Tool calling

Function calling

Pass tools to the chat-completions endpoint and the model can request that you call them. The wire format matches OpenAI — same tool_calls in the message, same role: tool replies on the way back.

Best models for tool use

  • DeepSeek V3 — production default for tool-calling agents. Reliable JSON args, low latency, no reasoning trace cluttering the response.
  • DeepSeek V4 Flash — also strong; thinks by default so you may want reasoning.enabled=false to keep tool selection fast.
  • Kimi K2.6 — agentic / planning workloads where tool chaining benefits from longer deliberation.
  • Avoid R1for pure tool calling — the chain-of-thought trace means you pay for tokens you don't need.

Python — single tool

python
import os, json
from openai import OpenAI

client = OpenAI(
    base_url="https://api.quicksilverpro.io/v1",
    api_key=os.environ["QSP_KEY"],
)

tools = [{
    "type": "function",
    "function": {
        "name": "get_weather",
        "description": "Get the current weather for a city.",
        "parameters": {
            "type": "object",
            "properties": {"city": {"type": "string"}},
            "required": ["city"],
        },
    },
}]

messages = [{"role": "user", "content": "What's the weather in Tokyo?"}]

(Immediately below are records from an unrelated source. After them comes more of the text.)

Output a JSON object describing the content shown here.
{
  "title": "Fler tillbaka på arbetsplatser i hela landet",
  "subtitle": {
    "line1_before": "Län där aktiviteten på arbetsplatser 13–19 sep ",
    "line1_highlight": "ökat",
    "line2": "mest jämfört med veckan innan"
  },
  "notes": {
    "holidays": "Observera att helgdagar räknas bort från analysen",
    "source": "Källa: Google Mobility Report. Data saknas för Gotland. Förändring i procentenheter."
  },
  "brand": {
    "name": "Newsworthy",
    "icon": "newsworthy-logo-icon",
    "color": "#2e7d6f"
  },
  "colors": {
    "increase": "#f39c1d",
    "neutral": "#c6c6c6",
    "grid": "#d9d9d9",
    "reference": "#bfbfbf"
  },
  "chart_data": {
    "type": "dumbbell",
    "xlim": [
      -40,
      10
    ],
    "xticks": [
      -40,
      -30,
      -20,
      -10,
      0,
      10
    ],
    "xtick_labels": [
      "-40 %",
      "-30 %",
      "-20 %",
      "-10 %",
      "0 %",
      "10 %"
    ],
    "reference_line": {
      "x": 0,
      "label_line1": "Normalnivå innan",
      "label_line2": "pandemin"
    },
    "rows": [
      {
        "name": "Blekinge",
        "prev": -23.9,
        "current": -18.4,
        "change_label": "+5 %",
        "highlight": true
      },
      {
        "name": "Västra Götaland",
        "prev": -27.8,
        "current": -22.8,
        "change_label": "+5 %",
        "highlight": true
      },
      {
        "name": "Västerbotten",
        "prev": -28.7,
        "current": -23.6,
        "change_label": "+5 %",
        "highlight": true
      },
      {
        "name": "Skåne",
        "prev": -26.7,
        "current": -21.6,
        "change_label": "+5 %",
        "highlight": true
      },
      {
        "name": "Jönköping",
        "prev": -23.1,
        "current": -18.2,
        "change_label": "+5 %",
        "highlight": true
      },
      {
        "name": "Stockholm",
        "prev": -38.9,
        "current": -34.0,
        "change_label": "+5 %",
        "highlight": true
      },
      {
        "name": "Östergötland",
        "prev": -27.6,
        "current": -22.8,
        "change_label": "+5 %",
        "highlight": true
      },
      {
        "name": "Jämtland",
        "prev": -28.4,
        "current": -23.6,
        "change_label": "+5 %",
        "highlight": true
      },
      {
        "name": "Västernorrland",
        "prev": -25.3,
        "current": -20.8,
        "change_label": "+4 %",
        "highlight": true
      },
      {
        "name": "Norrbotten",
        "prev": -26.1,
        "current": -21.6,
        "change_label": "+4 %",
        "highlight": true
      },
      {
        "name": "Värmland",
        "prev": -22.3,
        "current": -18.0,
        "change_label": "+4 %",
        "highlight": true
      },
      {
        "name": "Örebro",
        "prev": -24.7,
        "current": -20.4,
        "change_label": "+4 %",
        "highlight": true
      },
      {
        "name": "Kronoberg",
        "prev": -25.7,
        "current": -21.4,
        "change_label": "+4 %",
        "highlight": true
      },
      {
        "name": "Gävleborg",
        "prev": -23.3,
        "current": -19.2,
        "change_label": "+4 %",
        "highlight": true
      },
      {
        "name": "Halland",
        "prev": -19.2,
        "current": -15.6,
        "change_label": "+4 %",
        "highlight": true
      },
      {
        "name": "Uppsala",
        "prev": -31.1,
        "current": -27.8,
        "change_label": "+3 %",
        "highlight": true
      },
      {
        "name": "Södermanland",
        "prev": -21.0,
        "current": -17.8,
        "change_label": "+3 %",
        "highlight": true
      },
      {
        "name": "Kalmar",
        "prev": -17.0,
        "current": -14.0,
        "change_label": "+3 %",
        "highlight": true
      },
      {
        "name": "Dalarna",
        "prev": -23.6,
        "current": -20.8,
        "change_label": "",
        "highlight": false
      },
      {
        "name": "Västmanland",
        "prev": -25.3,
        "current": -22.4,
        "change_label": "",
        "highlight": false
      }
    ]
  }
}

resp = client.chat.completions.create(
    model="deepseek-v3",
    messages=messages,
    tools=tools,
)

msg = resp.choices[0].message
if msg.tool_calls:
    call = msg.tool_calls[0]
    args = json.loads(call.function.arguments)
    # ... call your tool ...
    result = {"city": args["city"], "temp_c": 22, "conditions": "clear"}
    messages.append(msg)
    messages.append({
        "role": "tool",
        "tool_call_id": call.id,
        "content": json.dumps(result),
    })
    final = client.chat.completions.create(model="deepseek-v3", messages=messages, tools=tools)
    print(final.choices[0].message.content)

Parallel tool calls

When the model wants to call multiple tools in one turn, it returns multiple entries in tool_calls. Resolve them in any order; reply with one role: tool message per call, each referencing the matching tool_call_id.

Streaming tool calls

With stream=true, tool calls arrive as deltas just like content. The function name is streamed once; arguments accumulate across chunks as JSON fragments. You typically buffer until finish_reason=tool_calls before executing.

Strict mode

For tighter schemas, set strict: true inside the function object. The model is constrained to produce arguments that match your JSON schema exactly — including refusing unknown fields. See Structured output for the equivalent on plain replies.